Bills of natural gas consumers, be it residential or industrial, are set to get lighter with the benefit of lower gas prices expected to be passed on to consumers from April. Apart from individual consumers, reduced gas prices augur well for industries, gas-based power projects and city gas distribution (CGD) companies.
Globally, natural gas prices have already plummeted due to the slump in demand consequent to the spread of the COVID-19 pandemic. The price of natural gas in spot markets have halved to around $3-4 per mmBtu, which is almost near its decadal low.
Following global cues, the natural gas prices in India are estimated to be cut by a steep 25% from the next month.
Based on the current formula for price determination, market estimates suggest that the domestic gas price is likely to be cut to US$ 2.5 per million metric British thermal units (mmBtu) for the six months beginning from April. The gas price was last reduced by 12.5% to US$ 3.23 per mmBtu effective from October 1, 2019.
The Centre revises the price of domestically produced gas every six months based on average benchmark natural gas prices in US, UK, Canada and Russia.
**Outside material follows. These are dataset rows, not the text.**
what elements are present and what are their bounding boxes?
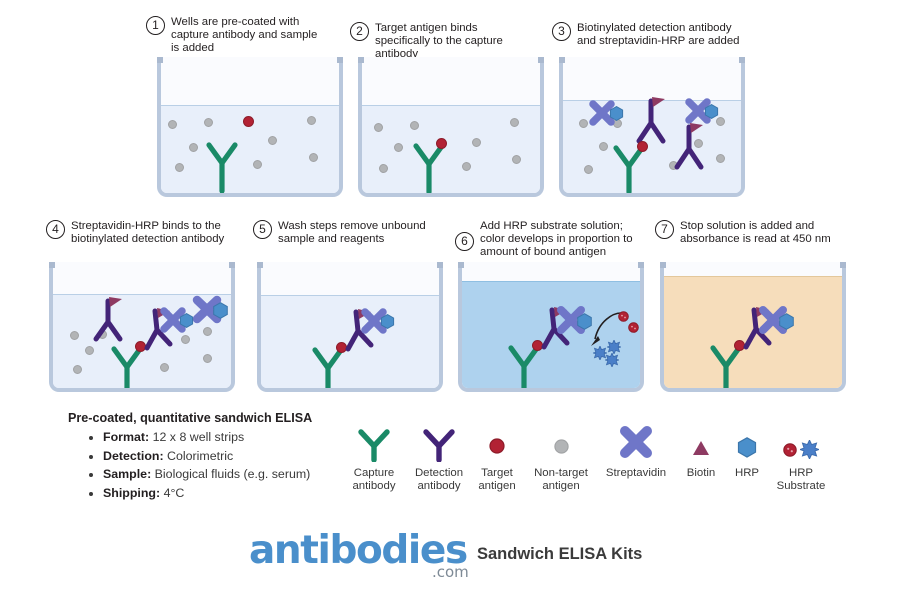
legend-label: HRP Substrate [768, 467, 834, 493]
well-step-1 [157, 57, 343, 197]
target-antigen-icon [243, 116, 254, 127]
well-rim-left [358, 57, 364, 63]
well-contents [462, 262, 640, 388]
legend-label: Biotin [679, 467, 723, 480]
step-number-6: 6 [455, 232, 474, 251]
step-number-1: 1 [146, 16, 165, 35]
hrp-icon [380, 314, 395, 334]
well-rim-right [739, 57, 745, 63]
info-value: Colorimetric [167, 449, 233, 463]
list-item: Detection: Colorimetric [103, 447, 310, 466]
non-target-antigen-icon [268, 136, 277, 145]
info-label: Shipping: [103, 486, 160, 500]
well-step-4 [49, 262, 235, 392]
well-contents [261, 262, 439, 388]
non-target-antigen-icon [512, 155, 521, 164]
well-rim-right [437, 262, 443, 268]
well-step-6 [458, 262, 644, 392]
well-contents [53, 262, 231, 388]
legend-hrp-substrate: HRP Substrate [768, 428, 834, 493]
non-target-antigen-icon [374, 123, 383, 132]
well-body [458, 262, 644, 392]
well-rim-right [638, 262, 644, 268]
well-contents [161, 57, 339, 193]
well-rim-left [157, 57, 163, 63]
legend-detection-antibody: Detection antibody [405, 428, 473, 492]
non-target-antigen-icon [510, 118, 519, 127]
legend-label: Detection antibody [405, 467, 473, 492]
non-target-antigen-icon [599, 142, 608, 151]
non-target-antigen-icon [462, 162, 471, 171]
step-caption-3: 3 Biotinylated detection antibody and st… [552, 22, 742, 48]
non-target-antigen-icon [394, 143, 403, 152]
capture-antibody-icon [340, 428, 408, 462]
legend-biotin: Biotin [679, 428, 723, 480]
list-item: Shipping: 4°C [103, 484, 310, 503]
legend-non-target-antigen: Non-target antigen [527, 428, 595, 492]
step-caption-6: 6 Add HRP substrate solution; color deve… [455, 220, 635, 260]
hrp-substrate-product-icon [605, 353, 619, 372]
hrp-icon [725, 428, 769, 462]
info-label: Format: [103, 430, 149, 444]
well-rim-left [559, 57, 565, 63]
detection-antibody-icon [405, 428, 473, 462]
brand-domain-suffix: .com [432, 563, 469, 581]
info-label: Sample: [103, 467, 151, 481]
step-number-2: 2 [350, 22, 369, 41]
step-text-1: Wells are pre-coated with capture antibo… [171, 16, 326, 56]
info-value: 4°C [164, 486, 185, 500]
step-number-4: 4 [46, 220, 65, 239]
well-rim-right [538, 57, 544, 63]
step-text-4: Streptavidin-HRP binds to the biotinylat… [71, 220, 226, 246]
non-target-antigen-icon [253, 160, 262, 169]
non-target-antigen-icon [584, 165, 593, 174]
biotin-icon [679, 428, 723, 462]
hrp-icon [179, 313, 194, 333]
non-target-antigen-icon [379, 164, 388, 173]
well-body [358, 57, 544, 197]
legend-label: HRP [725, 467, 769, 480]
step-number-7: 7 [655, 220, 674, 239]
step-text-3: Biotinylated detection antibody and stre… [577, 22, 742, 48]
well-contents [362, 57, 540, 193]
step-number-5: 5 [253, 220, 272, 239]
hrp-icon [778, 313, 795, 335]
well-contents [664, 262, 842, 388]
well-body [559, 57, 745, 197]
well-step-5 [257, 262, 443, 392]
non-target-antigen-icon [472, 138, 481, 147]
list-item: Sample: Biological fluids (e.g. serum) [103, 465, 310, 484]
non-target-antigen-icon [204, 118, 213, 127]
list-item: Format: 12 x 8 well strips [103, 428, 310, 447]
capture-antibody-icon [203, 139, 241, 197]
target-antigen-icon [470, 428, 524, 462]
hrp-icon [609, 106, 624, 126]
legend-target-antigen: Target antigen [470, 428, 524, 492]
non-target-antigen-icon [175, 163, 184, 172]
brand-tagline: Sandwich ELISA Kits [477, 545, 642, 564]
step-text-2: Target antigen binds specifically to the… [375, 22, 530, 62]
detection-antibody-icon [88, 295, 128, 350]
target-antigen-icon [637, 141, 648, 152]
legend-hrp: HRP [725, 428, 769, 480]
elisa-diagram: 1 Wells are pre-coated with capture anti… [0, 0, 900, 594]
non-target-antigen-icon [716, 154, 725, 163]
step-number-3: 3 [552, 22, 571, 41]
step-caption-4: 4 Streptavidin-HRP binds to the biotinyl… [46, 220, 226, 246]
step-text-6: Add HRP substrate solution; color develo… [480, 220, 635, 260]
non-target-antigen-icon [168, 120, 177, 129]
legend-capture-antibody: Capture antibody [340, 428, 408, 492]
info-label: Detection: [103, 449, 164, 463]
hrp-substrate-icon [768, 428, 834, 462]
well-step-7 [660, 262, 846, 392]
legend-label: Capture antibody [340, 467, 408, 492]
step-caption-5: 5 Wash steps remove unbound sample and r… [253, 220, 428, 246]
hrp-substrate-icon [628, 320, 639, 338]
legend-label: Non-target antigen [527, 467, 595, 492]
non-target-antigen-icon [527, 428, 595, 462]
non-target-antigen-icon [160, 363, 169, 372]
brand-footer: antibodies .com Sandwich ELISA Kits [249, 531, 669, 583]
non-target-antigen-icon [73, 365, 82, 374]
non-target-antigen-icon [309, 153, 318, 162]
non-target-antigen-icon [307, 116, 316, 125]
non-target-antigen-icon [203, 354, 212, 363]
step-text-5: Wash steps remove unbound sample and rea… [278, 220, 428, 246]
well-step-2 [358, 57, 544, 197]
legend-label: Target antigen [470, 467, 524, 492]
step-caption-1: 1 Wells are pre-coated with capture anti… [146, 16, 326, 56]
well-rim-left [49, 262, 55, 268]
well-body [257, 262, 443, 392]
well-rim-right [229, 262, 235, 268]
well-rim-left [458, 262, 464, 268]
non-target-antigen-icon [410, 121, 419, 130]
info-heading: Pre-coated, quantitative sandwich ELISA [68, 411, 312, 425]
well-rim-left [660, 262, 666, 268]
step-caption-2: 2 Target antigen binds specifically to t… [350, 22, 530, 62]
non-target-antigen-icon [70, 331, 79, 340]
well-body [157, 57, 343, 197]
legend-label: Streptavidin [598, 467, 674, 480]
info-value: Biological fluids (e.g. serum) [155, 467, 311, 481]
legend-streptavidin: Streptavidin [598, 428, 674, 480]
well-rim-right [337, 57, 343, 63]
step-caption-7: 7 Stop solution is added and absorbance … [655, 220, 840, 246]
step-text-7: Stop solution is added and absorbance is… [680, 220, 840, 246]
target-antigen-icon [436, 138, 447, 149]
well-rim-left [257, 262, 263, 268]
well-body [49, 262, 235, 392]
well-rim-right [840, 262, 846, 268]
detection-antibody-icon [669, 121, 709, 178]
hrp-icon [212, 302, 229, 324]
non-target-antigen-icon [189, 143, 198, 152]
info-list: Format: 12 x 8 well strips Detection: Co… [86, 428, 310, 502]
streptavidin-icon [598, 428, 674, 462]
well-step-3 [559, 57, 745, 197]
well-contents [563, 57, 741, 193]
well-body [660, 262, 846, 392]
info-value: 12 x 8 well strips [153, 430, 245, 444]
India’s natural gas requirement is met with both import of liquefied natural gas (LNG) and locally produced gas, mainly by public sector majors, ONGC Ltd and Oil India Ltd.
Domestic gas is provided on priority basis for consumption by individual households, transportation (compressed natural gas), fertilizers and power generation among other selected sectors.
“After considering operation costs and taxes, one-third of the possible 25% reduction in domestic gas price will be passed on to the consumers.